The statute, sec. 1087m — 2, sub. 2, defines income as including “all dividends" or profits derived from stock. Whether where the property of a corporation is sold and distributed among the stockholders the capital so distributed can be correctly called a dividend, is not very material. The constitution allows a tax to be assessed on incomes. The word “income” must be taken in the sense in which it was gener*473ally understood when the amendment was adopted, and the legislature cannot, under the guise of attempted definition, proceed to tax something as income which was not such in fact. Income Tax Cases, 148 Wis. 456, 512, 134 N. W. 673, 135 N. W. 164.
As I understand the opinion, it is conceded that if the technical meaning of the word “income” be taken, a distribution of capital assets does not constitute income. But it is said that the word should be given its “general and usual meaning,” and that ordinary dividends of going corporations have, in the common acceptation of the term, been regarded as income whether declared from capital or profits.
It is true that the word “income” is sometimes used as meaning gross income or gross receipts instead of net receipts or profits. But I think it is ordinarily used and understood as being synonymous with gain or profit, and such is the meaning of the word as understood by economists who have written on income taxation and economics. Seligman, Income Tax, § 5 ; McCullough, Prin. of Pol. Econ. ch. 7, p. 530.
If the idea of the Income Tax Law as set forth in the Income Tax Cases, 148 Wis. 456, 505, 134 N. W. 673, 135 N. W. 164, be correct, the purpose was to distribute the burden according to ability to pay. There is no relation whatever between gross income and ability to pay. Imposing an income tax on gross income or receipts might be justified on the ground of overruling necessity if the state were in dire straits, but could be justified on no other ground. As a matter of fact the legislature has not pretended to tax gross income unless it has done so in the case of corporate dividends which are declared to distribute the capital of the corporation. Nearly all corporate dividends are declared to distribute profits or net earnings, and of course in such a case they are taxable. I cannot agree that the distribution of capital assets is generally regarded as income. Herein arises an interesting question. Can the gross income of one tax*474payer be taxed and only the net income of another ? The tax may be graduated and progressive, but does the rule of uniformity apply so that the legislature must tax either gross incomes or else net incomes ? Art. VIII, sec. 1, of the constitution now provides:
“The rule of taxation shall be uniform, and taxes shall be levied upon such property as the legislature shall prescribe. Taxes may also be imposed on incomes, privileges and occupations, which taxes may be graduated and progressive, and reasonable exemptions may be provided.”

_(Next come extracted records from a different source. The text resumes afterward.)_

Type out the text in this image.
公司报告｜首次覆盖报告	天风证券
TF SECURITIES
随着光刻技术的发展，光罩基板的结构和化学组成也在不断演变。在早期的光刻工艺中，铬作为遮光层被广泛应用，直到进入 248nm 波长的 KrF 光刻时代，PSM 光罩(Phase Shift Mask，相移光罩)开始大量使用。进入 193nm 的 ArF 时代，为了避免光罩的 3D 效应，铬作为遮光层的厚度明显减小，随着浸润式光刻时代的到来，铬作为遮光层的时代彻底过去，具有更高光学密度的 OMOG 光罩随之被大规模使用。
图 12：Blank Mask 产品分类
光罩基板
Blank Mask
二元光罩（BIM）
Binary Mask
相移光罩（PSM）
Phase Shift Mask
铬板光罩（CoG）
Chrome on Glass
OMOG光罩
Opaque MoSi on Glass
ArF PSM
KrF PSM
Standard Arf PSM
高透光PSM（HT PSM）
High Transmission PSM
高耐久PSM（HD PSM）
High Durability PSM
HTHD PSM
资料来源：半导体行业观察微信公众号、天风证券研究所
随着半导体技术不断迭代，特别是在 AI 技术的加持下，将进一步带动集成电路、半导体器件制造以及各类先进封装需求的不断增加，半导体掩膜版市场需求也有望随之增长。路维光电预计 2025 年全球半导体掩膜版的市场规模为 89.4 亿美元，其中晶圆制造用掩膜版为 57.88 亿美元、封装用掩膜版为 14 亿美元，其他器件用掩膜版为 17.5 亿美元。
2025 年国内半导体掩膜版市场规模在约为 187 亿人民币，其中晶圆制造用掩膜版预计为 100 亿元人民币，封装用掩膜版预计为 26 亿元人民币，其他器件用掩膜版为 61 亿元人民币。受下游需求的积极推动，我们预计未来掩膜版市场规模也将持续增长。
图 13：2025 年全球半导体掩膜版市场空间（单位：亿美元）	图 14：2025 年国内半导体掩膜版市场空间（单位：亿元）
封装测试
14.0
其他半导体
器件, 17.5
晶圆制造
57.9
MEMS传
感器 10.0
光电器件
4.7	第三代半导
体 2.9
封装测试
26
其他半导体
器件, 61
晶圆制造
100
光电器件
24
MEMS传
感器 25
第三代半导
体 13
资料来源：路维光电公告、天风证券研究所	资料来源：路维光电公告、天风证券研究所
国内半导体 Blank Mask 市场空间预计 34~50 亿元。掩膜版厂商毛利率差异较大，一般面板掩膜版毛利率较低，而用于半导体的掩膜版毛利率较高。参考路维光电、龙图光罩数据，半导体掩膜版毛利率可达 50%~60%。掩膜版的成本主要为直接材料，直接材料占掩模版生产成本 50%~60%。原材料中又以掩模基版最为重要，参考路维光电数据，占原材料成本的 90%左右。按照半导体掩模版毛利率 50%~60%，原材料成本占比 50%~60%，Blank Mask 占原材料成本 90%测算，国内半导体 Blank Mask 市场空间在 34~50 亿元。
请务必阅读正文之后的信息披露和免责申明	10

In my view of the law a decision of the question is not es--sential to a decision of the present case. It may not be out of place to remark that in a brief recently filed in another case in this court, the attorney general has taken the position that the rule of uniformity applies to income taxes, except that they may be graduated and progressive.
Under none of the definitions of income could the money derived from the sale of ore be considered income while in the hands of the Pewabic Company, unless it can be said that the change of one form of corporate assets into another creates income. This does not seem reasonable. What is capital in the hands of the company does not become profit because the company distributes it among its owners.
I agree that the word “income” as used in the constitution should not be given a narrow or technical construction. I think, however, that it does not mean gross income or gross receipts, but does mean net income or profits. Unless it be given the first meaning, I do not see how the dividend received by the plaintiff in this case was taxable.
It is, of course, easier to tax gross income than it is to tax net receipts or profits, but this is hardly a substantial reason for saying that the legislature must have intended or was even authorized to tax the species of property which it is easiest to reach. It is much easier to ascertain the gross income of a mercantile or manufacturing company than it is the net income, but still only the net income is in fact taxed.